Why is everything lower_snake_case instead of lower-hyphen-case?

Module, function and parameter names are defined in lower_snake_case instead of lower-hyphen-case to follow de facto practice and make the ABI less work to implement.

For example, the most commonly imported host module name is “wasi_snapshot_preview1”. Even modules which are single-word tend to use lower_snake_case more often than other case formats. For example, proxy-wasm uses “env” as the module name, and lower_snake_case for functions, such as “proxy_log”.

There are other benefits to doing this. For example, a hyphen is not a valid character for function names in many languages, and compilers like rust default to the function name as the wasm function name. Using lower_snake_case is less work for programmers as they can follow conventions as opposed to needing overriding annotations. Moreover, observability benefits by a consistent case format, as it allows lookup keys to work the same way regardless of language.

These things said, lower_snake_case is not universally adopted. For example, AssemblyScript special imports define parameter names in lowerCamelCase. That said its function names are single words like “trace” so have no case format problems. The emerging wasi-filesytem currently defines both module and function names in lower-hyphen-case. However, this isn’t implemented and could change later. As of mid-2022, wit-bindgen takes the file name as the module name and retains function names in the case format they are declared in. Parameters names are inconsistently mapped, preferring the case format of the language.

Why are the query parameters URI encoded?
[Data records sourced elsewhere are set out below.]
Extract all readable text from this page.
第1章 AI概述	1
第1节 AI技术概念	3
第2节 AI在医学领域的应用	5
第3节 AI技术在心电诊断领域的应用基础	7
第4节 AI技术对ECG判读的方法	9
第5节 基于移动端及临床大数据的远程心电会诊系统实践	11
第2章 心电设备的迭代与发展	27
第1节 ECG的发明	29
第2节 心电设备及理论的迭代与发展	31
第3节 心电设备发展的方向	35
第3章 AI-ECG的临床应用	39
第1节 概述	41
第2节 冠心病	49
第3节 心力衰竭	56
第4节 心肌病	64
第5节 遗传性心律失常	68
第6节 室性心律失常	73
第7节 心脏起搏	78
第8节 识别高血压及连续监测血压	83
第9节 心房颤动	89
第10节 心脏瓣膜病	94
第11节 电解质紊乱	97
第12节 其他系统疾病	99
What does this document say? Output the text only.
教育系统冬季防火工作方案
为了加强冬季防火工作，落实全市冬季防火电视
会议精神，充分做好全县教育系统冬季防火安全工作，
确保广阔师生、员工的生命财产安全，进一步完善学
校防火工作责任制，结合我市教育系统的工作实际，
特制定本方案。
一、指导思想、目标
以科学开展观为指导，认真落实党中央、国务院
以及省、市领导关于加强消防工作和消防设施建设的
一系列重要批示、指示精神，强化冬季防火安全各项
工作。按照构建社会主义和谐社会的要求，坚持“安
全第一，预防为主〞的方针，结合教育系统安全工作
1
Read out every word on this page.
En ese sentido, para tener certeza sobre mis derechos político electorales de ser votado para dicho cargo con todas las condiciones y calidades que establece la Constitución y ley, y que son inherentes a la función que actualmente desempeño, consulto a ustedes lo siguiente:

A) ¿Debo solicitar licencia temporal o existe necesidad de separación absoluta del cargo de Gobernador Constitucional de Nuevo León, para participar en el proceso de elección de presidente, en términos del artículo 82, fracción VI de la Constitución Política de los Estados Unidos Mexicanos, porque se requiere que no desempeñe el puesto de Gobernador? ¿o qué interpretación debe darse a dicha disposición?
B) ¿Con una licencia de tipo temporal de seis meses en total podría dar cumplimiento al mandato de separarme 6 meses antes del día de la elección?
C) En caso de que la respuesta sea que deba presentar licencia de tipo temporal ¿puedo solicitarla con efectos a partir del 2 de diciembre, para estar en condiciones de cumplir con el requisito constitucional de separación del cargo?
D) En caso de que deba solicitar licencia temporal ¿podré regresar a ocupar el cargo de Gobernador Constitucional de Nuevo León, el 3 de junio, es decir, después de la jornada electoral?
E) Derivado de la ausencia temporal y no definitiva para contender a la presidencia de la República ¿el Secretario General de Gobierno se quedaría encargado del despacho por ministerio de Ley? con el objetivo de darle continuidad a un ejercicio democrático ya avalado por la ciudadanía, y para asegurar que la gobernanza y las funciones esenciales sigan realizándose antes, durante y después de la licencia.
Query parameters can contain characters that act as values or as delimiters in the syntax (see https://datatracker.ietf.org/doc/html/rfc3986#section-2.2). A query string like ?name=chip&dale can represent two things depending if it was encoded or not:

  • encoded: name equals chip and dale is empty.
  • raw: name equals chip&dale

To remove this ambiguity we require guest to pass the URI encoded to the host as the host has no reliable means to determine whether a URI is encoded or not. For example, if guest passes chip&dale as name the URI will be /disney?name=chip%26dale whereas if it is the case where name is chip and an additional query parameter called dale as empty the URI would be /disney?name=chip&dale. Requiring the guest to encode the URI MAY involve an overhead in the size of the binary.

As a side effect, as guests control the encoding, they can do assertions on query parameters directly (e.g. chip&dale) rather than harcoding the encoded values chip%26dale.

Why doesn’t the host trap on unencoded URI?

We cannot reliably tell whether the URI is correctly encoded or not, the host has to trust the guest on this and hence we prefer to have false negativs (incorrect URIs which might end up on failing requests anyways) rather than false positives (encoded URIs that might look like unencoded ones).

Logging

Levels

The log level ordinals are in order where the lower the number the more detail is logged. These levels are a subset of the popular zap library’s levels.

The most voluminous level, DEBUG is -1 to prevent users from accidentally defaulting to it. This is the same rationale as zap who uses the same ordinal.

Why expose log_enabled

Logging is expensive in WebAssembly as it often implies garbage collection which cannot be offloaded to a separate thread. Exposing log_enabled allows handlers to avoid overhead when processing a request.

Features

Why limit to i32 (32 flags)?

WebAssembly Core Specification 1.0 supports i64, but we only use i32 to represent features flags. As we reserve zero to indicate no features, this allows up to 30 feature flags. Unlike WebAssembly’s feature proposals which can easily get into dozens, we don’t expect that many feature flags for the http-wasm host. Notably, the initial version only uses three.